New traffic signals won’t necessarily make the street safer — a road diet definitely will. “This [resolution] is really a call to DOT to do everything, and not just fix some things here and there,” said Stach.

  • WalkingNPR

    I’ve given up hope that the DOT would do anything proactively–heaven forbid! But in the age of Vision Zero, that headline ought to read” After Fatal Hit-and-Run, DOT redesigns 21st Street”

    “The Swedish National Road Administration (SNRA) conducts thorough in-depth studies of all fatal accidents. These investigations have been standard practice since 1997. The in-depth studies clarify which aspect of the road transport system failed, thereby causing the collapse in the system that a fatal accident constitutes. Another important aim of the in-depth studies is to increase awareness and commitment among all players in the road transport system, and thereby further improve road traffic safety generic (e.g. road traffic law, vehicle design) and specific to that situation (e.g. road design).”

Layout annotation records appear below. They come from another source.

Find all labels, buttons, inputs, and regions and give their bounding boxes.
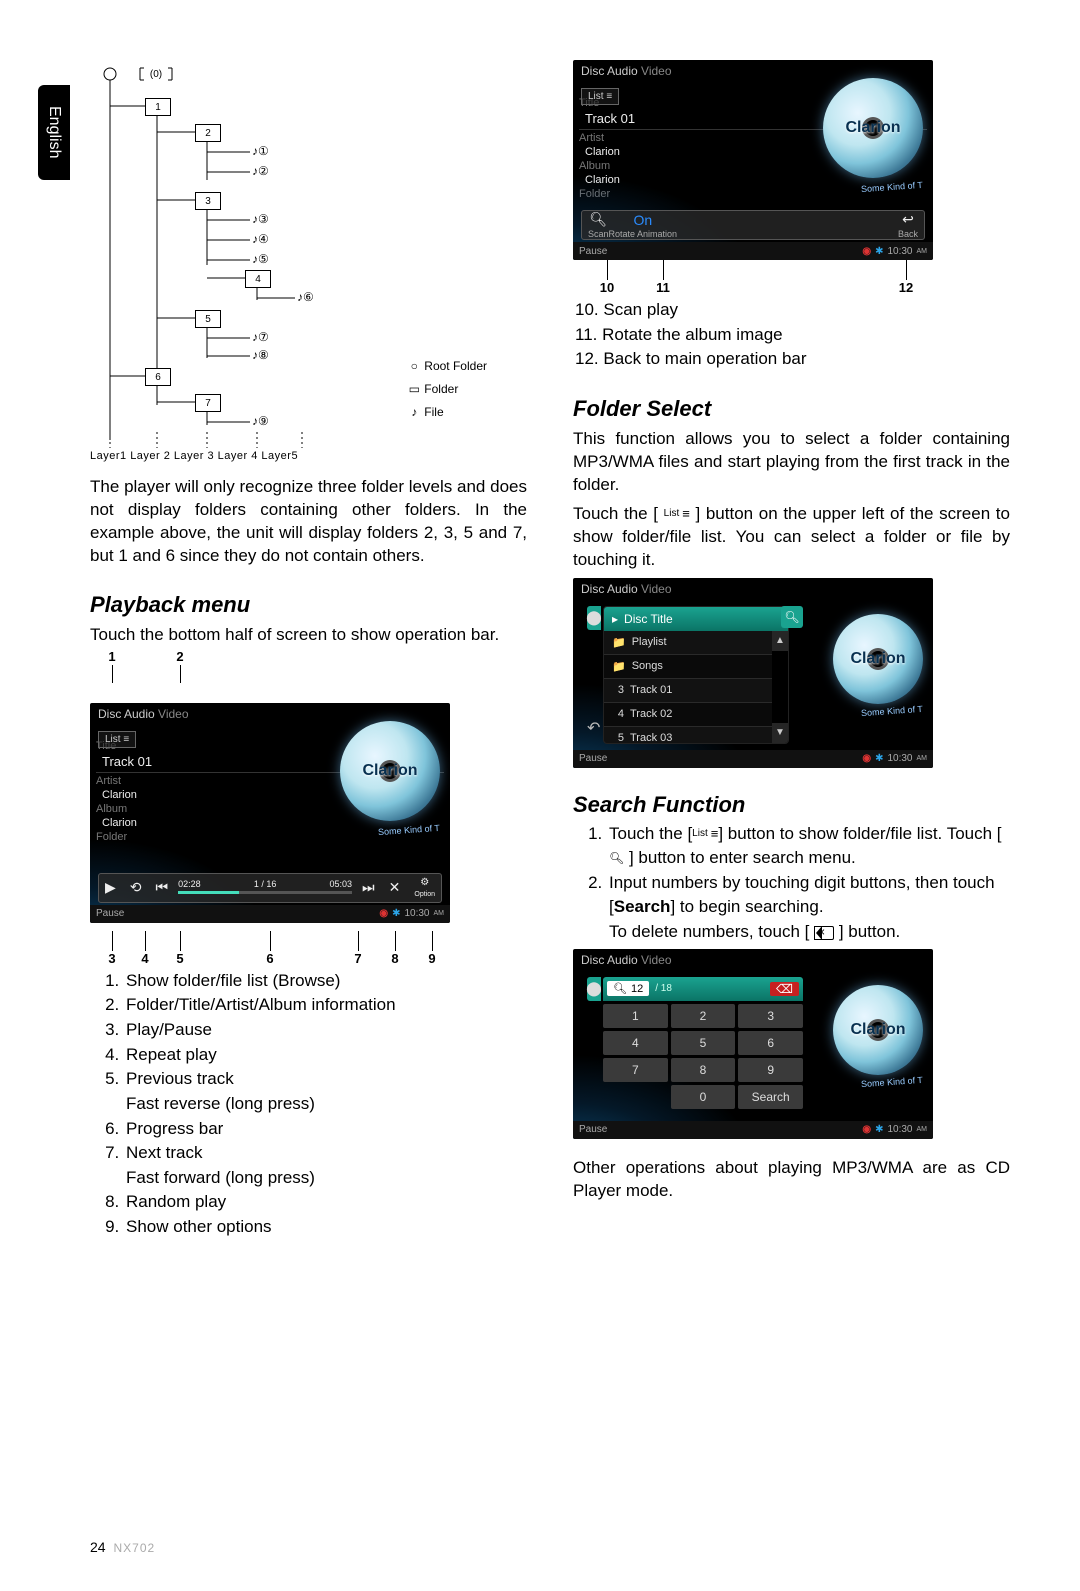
folder-select-body2: Touch the [ List ] button on the upper l… [573, 503, 1010, 572]
folder-select-body1: This function allows you to select a fol… [573, 428, 1010, 497]
layer-labels: Layer1 Layer 2 Layer 3 Layer 4 Layer5 [90, 450, 298, 462]
list-button[interactable]: List ≡ [98, 731, 136, 748]
playback-heading: Playback menu [90, 592, 527, 618]
key-0[interactable]: 0 [671, 1085, 736, 1109]
disc-title-header[interactable]: ▸Disc Title [604, 607, 788, 631]
list-item[interactable]: 📁Songs [604, 655, 788, 679]
shuffle-icon[interactable]: ✕ [389, 879, 401, 896]
search-heading: Search Function [573, 792, 1010, 818]
key-search[interactable]: Search [738, 1085, 803, 1109]
language-tab: English [38, 85, 70, 180]
page-footer: 24 NX702 [90, 1539, 155, 1555]
key-4[interactable]: 4 [603, 1031, 668, 1055]
key-6[interactable]: 6 [738, 1031, 803, 1055]
scan-bar[interactable]: 🔍︎Scan OnRotate Animation ↩Back [581, 210, 925, 240]
list-button[interactable]: List ≡ [581, 88, 619, 105]
delete-icon [814, 926, 834, 940]
repeat-icon[interactable]: ⟲ [130, 879, 142, 896]
operation-bar[interactable]: ▶ ⟲ ⏮ 02:28 1 / 16 05:03 ⏭ [98, 873, 442, 903]
playback-screenshot: Disc Audio Video List ≡ Title Track 01 A… [90, 703, 450, 923]
list-item[interactable]: 3Track 01 [604, 679, 788, 703]
list-item[interactable]: 📁Playlist [604, 631, 788, 655]
scroll-up-icon[interactable]: ▲ [772, 631, 788, 651]
left-column: ( 0 ) 1 2 3 4 5 6 7 ♪① ♪② ♪③ ♪④ ♪⑤ ♪⑥ ♪⑦… [90, 60, 527, 1244]
folder-tree-diagram: ( 0 ) 1 2 3 4 5 6 7 ♪① ♪② ♪③ ♪④ ♪⑤ ♪⑥ ♪⑦… [90, 60, 527, 470]
list-item[interactable]: 5Track 03 [604, 727, 788, 744]
scan-button[interactable]: 🔍︎Scan [588, 211, 609, 239]
key-1[interactable]: 1 [603, 1004, 668, 1028]
playback-body: Touch the bottom half of screen to show … [90, 624, 527, 647]
right-column: Disc Audio Video List ≡ Title Track 01 A… [573, 60, 1010, 1244]
folder-select-heading: Folder Select [573, 396, 1010, 422]
option-icon[interactable]: ⚙Option [414, 877, 435, 899]
manual-page: English [0, 0, 1080, 1591]
scroll-down-icon[interactable]: ▼ [772, 723, 788, 743]
search-screenshot: Disc Audio Video ⬤ 🔍︎ 12 / 18 ⌫ 1 2 3 4 [573, 949, 933, 1139]
prev-icon[interactable]: ⏮ [156, 879, 169, 896]
playback-callout-list: Show folder/file list (Browse) Folder/Ti… [90, 969, 527, 1240]
search-field[interactable]: 🔍︎ 12 [607, 981, 649, 996]
rotate-button[interactable]: OnRotate Animation [609, 212, 678, 239]
progress-bar[interactable]: 02:28 1 / 16 05:03 [178, 879, 352, 896]
key-5[interactable]: 5 [671, 1031, 736, 1055]
list-icon: List [664, 505, 690, 523]
key-8[interactable]: 8 [671, 1058, 736, 1082]
key-7[interactable]: 7 [603, 1058, 668, 1082]
search-steps: Touch the [List ] button to show folder/… [573, 822, 1010, 945]
play-icon[interactable]: ▶ [105, 879, 116, 896]
scan-screenshot: Disc Audio Video List ≡ Title Track 01 A… [573, 60, 933, 260]
search-icon [609, 850, 624, 867]
tree-legend: ○Root Folder ▭Folder ♪File [404, 355, 487, 423]
scan-callout-list: Scan play Rotate the album image Back to… [573, 298, 1010, 372]
search-icon[interactable]: 🔍︎ [781, 606, 803, 628]
key-2[interactable]: 2 [671, 1004, 736, 1028]
list-item[interactable]: 4Track 02 [604, 703, 788, 727]
search-footer: Other operations about playing MP3/WMA a… [573, 1157, 1010, 1203]
back-icon[interactable]: ↶ [587, 718, 600, 738]
next-icon[interactable]: ⏭ [362, 879, 375, 896]
tree-explanation: The player will only recognize three fol… [90, 476, 527, 568]
key-9[interactable]: 9 [738, 1058, 803, 1082]
delete-button[interactable]: ⌫ [770, 982, 799, 996]
keypad[interactable]: 1 2 3 4 5 6 7 8 9 0 Search [603, 1004, 803, 1109]
folder-select-screenshot: Disc Audio Video ⬤ ▸Disc Title 📁Playlist… [573, 578, 933, 768]
key-3[interactable]: 3 [738, 1004, 803, 1028]
list-icon: List [692, 825, 718, 844]
back-button[interactable]: ↩Back [898, 211, 918, 239]
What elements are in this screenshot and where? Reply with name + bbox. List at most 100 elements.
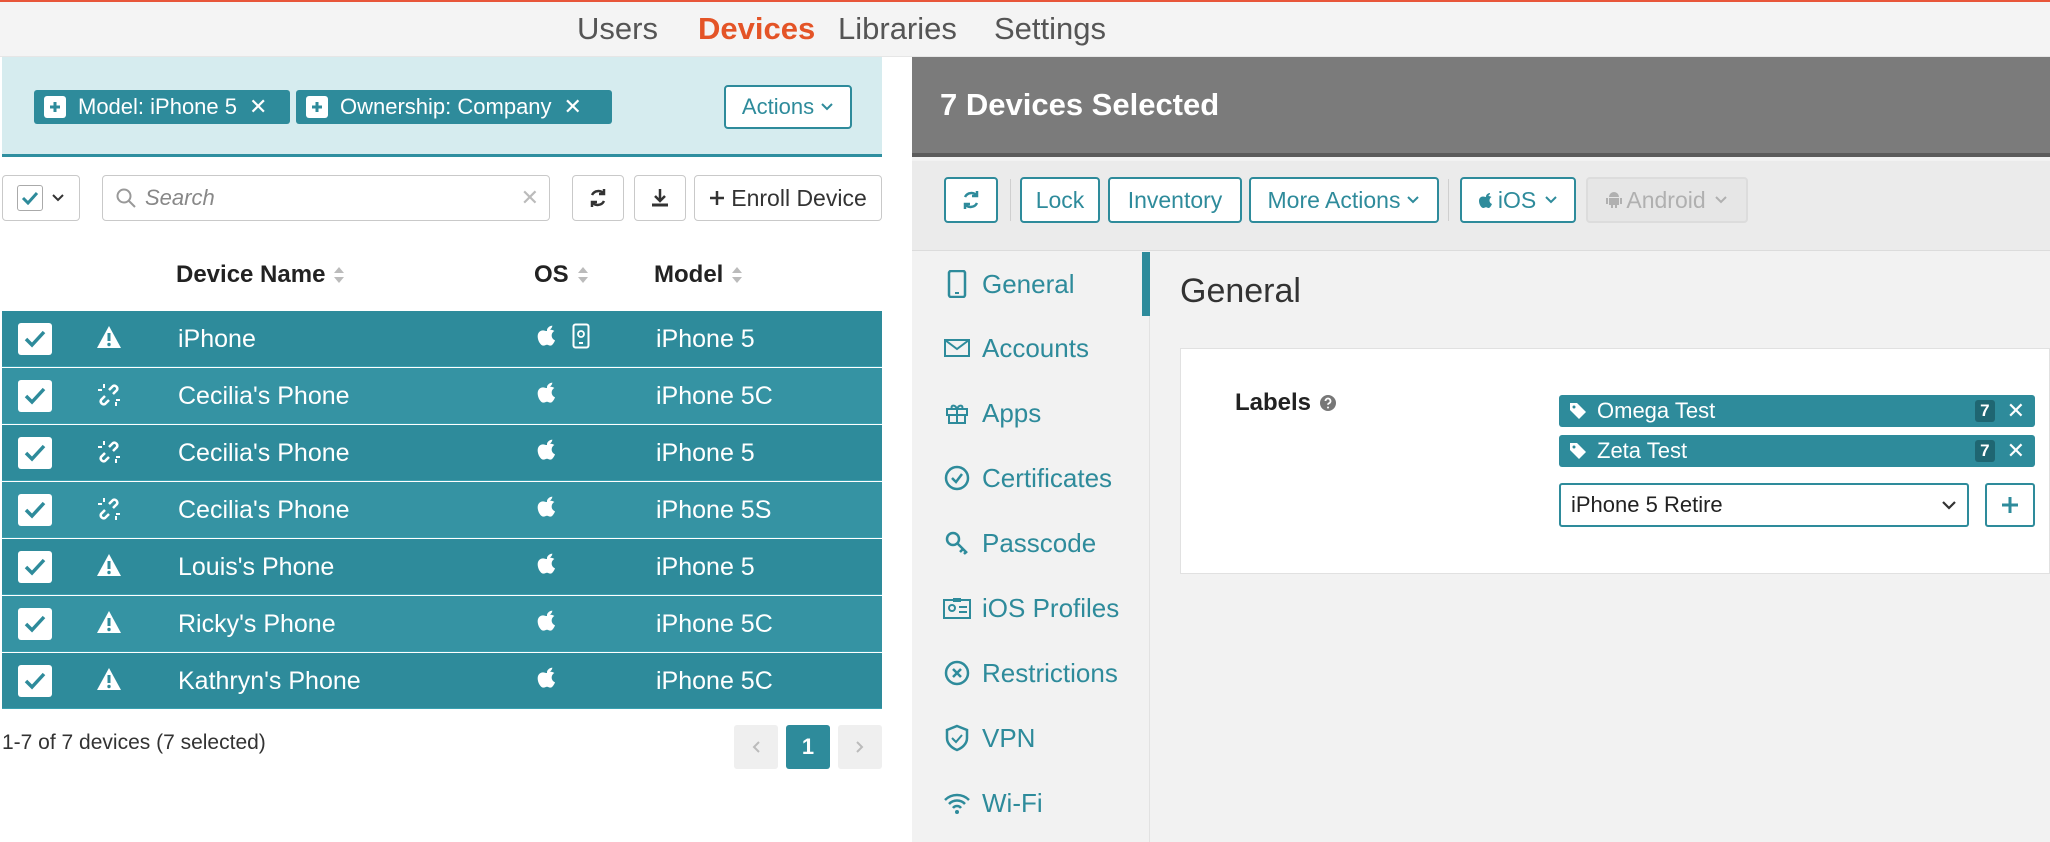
next-page-button[interactable] <box>838 725 882 769</box>
apple-icon <box>1478 191 1494 209</box>
table-row[interactable]: Cecilia's Phone iPhone 5 <box>2 425 882 481</box>
nav-devices[interactable]: Devices <box>698 11 815 47</box>
list-toolbar: Search ✕ Enroll Device <box>0 175 882 223</box>
os-cell <box>536 323 590 349</box>
column-os[interactable]: OS <box>534 261 589 289</box>
warning-icon <box>96 610 122 634</box>
download-button[interactable] <box>634 175 686 221</box>
search-icon <box>115 187 137 209</box>
add-label-button[interactable] <box>1985 483 2035 527</box>
chevron-right-icon <box>856 741 864 753</box>
filter-chip-label: Model: iPhone 5 <box>78 94 237 119</box>
device-name[interactable]: Ricky's Phone <box>178 610 336 639</box>
sidenav-label: Apps <box>982 397 1042 428</box>
tag-icon <box>1569 402 1587 420</box>
labels-label: Labels <box>1235 389 1312 416</box>
filter-chip-model[interactable]: Model: iPhone 5 ✕ <box>34 90 290 124</box>
device-name[interactable]: Cecilia's Phone <box>178 382 350 411</box>
sidenav-accounts[interactable]: Accounts <box>942 323 1150 373</box>
nav-users[interactable]: Users <box>577 11 658 47</box>
select-all-dropdown[interactable] <box>2 175 80 221</box>
device-model: iPhone 5C <box>656 667 773 695</box>
supervised-phone-icon <box>572 323 590 349</box>
lock-button[interactable]: Lock <box>1020 177 1100 223</box>
page-1-button[interactable]: 1 <box>786 725 830 769</box>
apple-icon <box>536 437 558 461</box>
chevron-down-icon <box>1714 195 1728 205</box>
row-checkbox[interactable] <box>18 380 52 412</box>
close-icon[interactable]: ✕ <box>564 94 582 120</box>
label-tag: Omega Test 7 ✕ <box>1559 395 2035 427</box>
label-name: Zeta Test <box>1597 438 1688 463</box>
row-checkbox[interactable] <box>18 665 52 697</box>
row-checkbox[interactable] <box>18 494 52 526</box>
close-icon[interactable]: ✕ <box>2007 438 2025 464</box>
os-cell <box>536 380 558 404</box>
android-filter-button[interactable]: Android <box>1586 177 1748 223</box>
table-row[interactable]: Kathryn's Phone iPhone 5C <box>2 653 882 709</box>
row-checkbox[interactable] <box>18 323 52 355</box>
column-model[interactable]: Model <box>654 261 743 289</box>
actions-button[interactable]: Actions <box>724 85 852 129</box>
table-row[interactable]: Cecilia's Phone iPhone 5S <box>2 482 882 538</box>
device-name[interactable]: iPhone <box>178 325 256 354</box>
table-row[interactable]: Cecilia's Phone iPhone 5C <box>2 368 882 424</box>
sidenav-certificates[interactable]: Certificates <box>942 453 1150 503</box>
os-cell <box>536 551 558 575</box>
help-icon[interactable] <box>1319 394 1337 412</box>
device-name[interactable]: Cecilia's Phone <box>178 439 350 468</box>
chevron-down-icon <box>1406 195 1420 205</box>
warning-icon <box>96 553 122 577</box>
nav-libraries[interactable]: Libraries <box>838 11 957 47</box>
refresh-button[interactable] <box>572 175 624 221</box>
nav-settings[interactable]: Settings <box>994 11 1106 47</box>
device-model: iPhone 5C <box>656 610 773 638</box>
column-device-name[interactable]: Device Name <box>176 261 345 289</box>
device-name[interactable]: Louis's Phone <box>178 553 334 582</box>
more-actions-button[interactable]: More Actions <box>1249 177 1439 223</box>
os-cell <box>536 665 558 689</box>
android-icon <box>1606 191 1623 209</box>
refresh-button[interactable] <box>944 177 998 223</box>
sidenav-vpn[interactable]: VPN <box>942 713 1150 763</box>
inventory-button[interactable]: Inventory <box>1108 177 1242 223</box>
sidenav-passcode[interactable]: Passcode <box>942 518 1150 568</box>
label-count-badge: 7 <box>1975 440 1995 462</box>
id-card-icon <box>942 597 972 619</box>
sidenav-label: Certificates <box>982 462 1113 493</box>
table-row[interactable]: Ricky's Phone iPhone 5C <box>2 596 882 652</box>
sidenav-apps[interactable]: Apps <box>942 388 1150 438</box>
chevron-down-icon <box>1941 500 1957 510</box>
broken-link-icon <box>96 439 122 465</box>
enroll-device-button[interactable]: Enroll Device <box>694 175 882 221</box>
android-label: Android <box>1626 186 1706 213</box>
label-name: Omega Test <box>1597 398 1716 423</box>
clear-icon[interactable]: ✕ <box>521 185 539 211</box>
close-icon[interactable]: ✕ <box>249 94 267 120</box>
labels-card: Labels Omega Test 7 ✕ Zeta Test 7 ✕ iPho… <box>1180 348 2050 574</box>
close-icon[interactable]: ✕ <box>2007 398 2025 424</box>
detail-action-bar: Lock Inventory More Actions iOS Android <box>912 161 2050 251</box>
sidenav-restrictions[interactable]: Restrictions <box>942 648 1150 698</box>
sidenav-label: Wi-Fi <box>982 787 1043 818</box>
filter-chip-ownership[interactable]: Ownership: Company ✕ <box>296 90 612 124</box>
apple-icon <box>536 665 558 689</box>
label-select-input[interactable]: iPhone 5 Retire <box>1559 483 1969 527</box>
device-model: iPhone 5 <box>656 439 755 467</box>
detail-header: 7 Devices Selected <box>912 57 2050 157</box>
sidenav-ios-profiles[interactable]: iOS Profiles <box>942 583 1150 633</box>
sidenav-label: iOS Profiles <box>982 592 1120 623</box>
row-checkbox[interactable] <box>18 551 52 583</box>
search-input[interactable]: Search ✕ <box>102 175 550 221</box>
device-name[interactable]: Cecilia's Phone <box>178 496 350 525</box>
row-checkbox[interactable] <box>18 437 52 469</box>
sidenav-general[interactable]: General <box>942 259 1150 309</box>
prev-page-button[interactable] <box>734 725 778 769</box>
table-row[interactable]: iPhone iPhone 5 <box>2 311 882 367</box>
ios-filter-button[interactable]: iOS <box>1460 177 1576 223</box>
device-name[interactable]: Kathryn's Phone <box>178 667 361 696</box>
apple-icon <box>536 494 558 518</box>
sidenav-wifi[interactable]: Wi-Fi <box>942 778 1150 828</box>
row-checkbox[interactable] <box>18 608 52 640</box>
table-row[interactable]: Louis's Phone iPhone 5 <box>2 539 882 595</box>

    The least DOT could do is not be the obstacle to safe roads in NYC.

  • JK

    I lived near 21st Street for six years. With a little imagination, skill and will it could be a great street, a real show piece for Long Island City and Astoria. Why do these neighborhoods tolerate this auto sacrifice zone? It seems like a horror that has fallen out of the sky from a rundown part of suburban Atlanta. (God bless TA Qns. Keep pushing on this.)

  • greenlake101

    Why is accommodating rush hour traffic volumes more important than safety and multi-modality?

  • AMH

    Our attitude toward many auto-related problems seems to be accommodation rather than solutions. Too much traffic? Widen traffic lanes, wave vehicles through red lights, etc. Too much double-parking? Widen parking lanes. Why not actually try to solve these problems by reducing traffic and fixing parking policy? Oh yeah, because that would be hard.

  • J

    In a Vision Zero city, people shouldn’t need to die for DOT to actually make substantive changes to street design.

  • J

    DOT to city residents: “Want safer streets? Someone’s gotta die first”

  • Sean Kelliher

    One of the most ironic things about deBlasio’s Vision Zero is that he won’t touch (1) Move NY or (2) Parking reform: the two things that would do the most to free up space and provide money to aggressively redesign city streets.

  • Alexander Vucelic

    Auto Sacrifice Zone is a perfect description

  • Angela Stach

    Yes, what an apt term, Auto Sacrifice Zone, short ASZ.

  • BootsandMary Whitlock

    Maybe we should legalize e-bikes and cause that inflated traffic to decrease?? We could also remove the tolls on Manhattan to Brooklyn/Queens tunnels? Shocking I know.. but how long ago were those tunnels built?? Maybe they’re paid for by now??? Not sure how safe ebiking through a tunnel would be(fumes 😡 ) but if it could be made safe… why not allow it?

  • JohnDoe

    I cross this street every day to get to and from the subway. it’s a nightmare – people treat it like a speedway and I can barely go a day without seeing someone blow through the red light. Things got a little better after they put the traffic light in a block north of 30th Ave, but there is a vast amount of space for improving the street.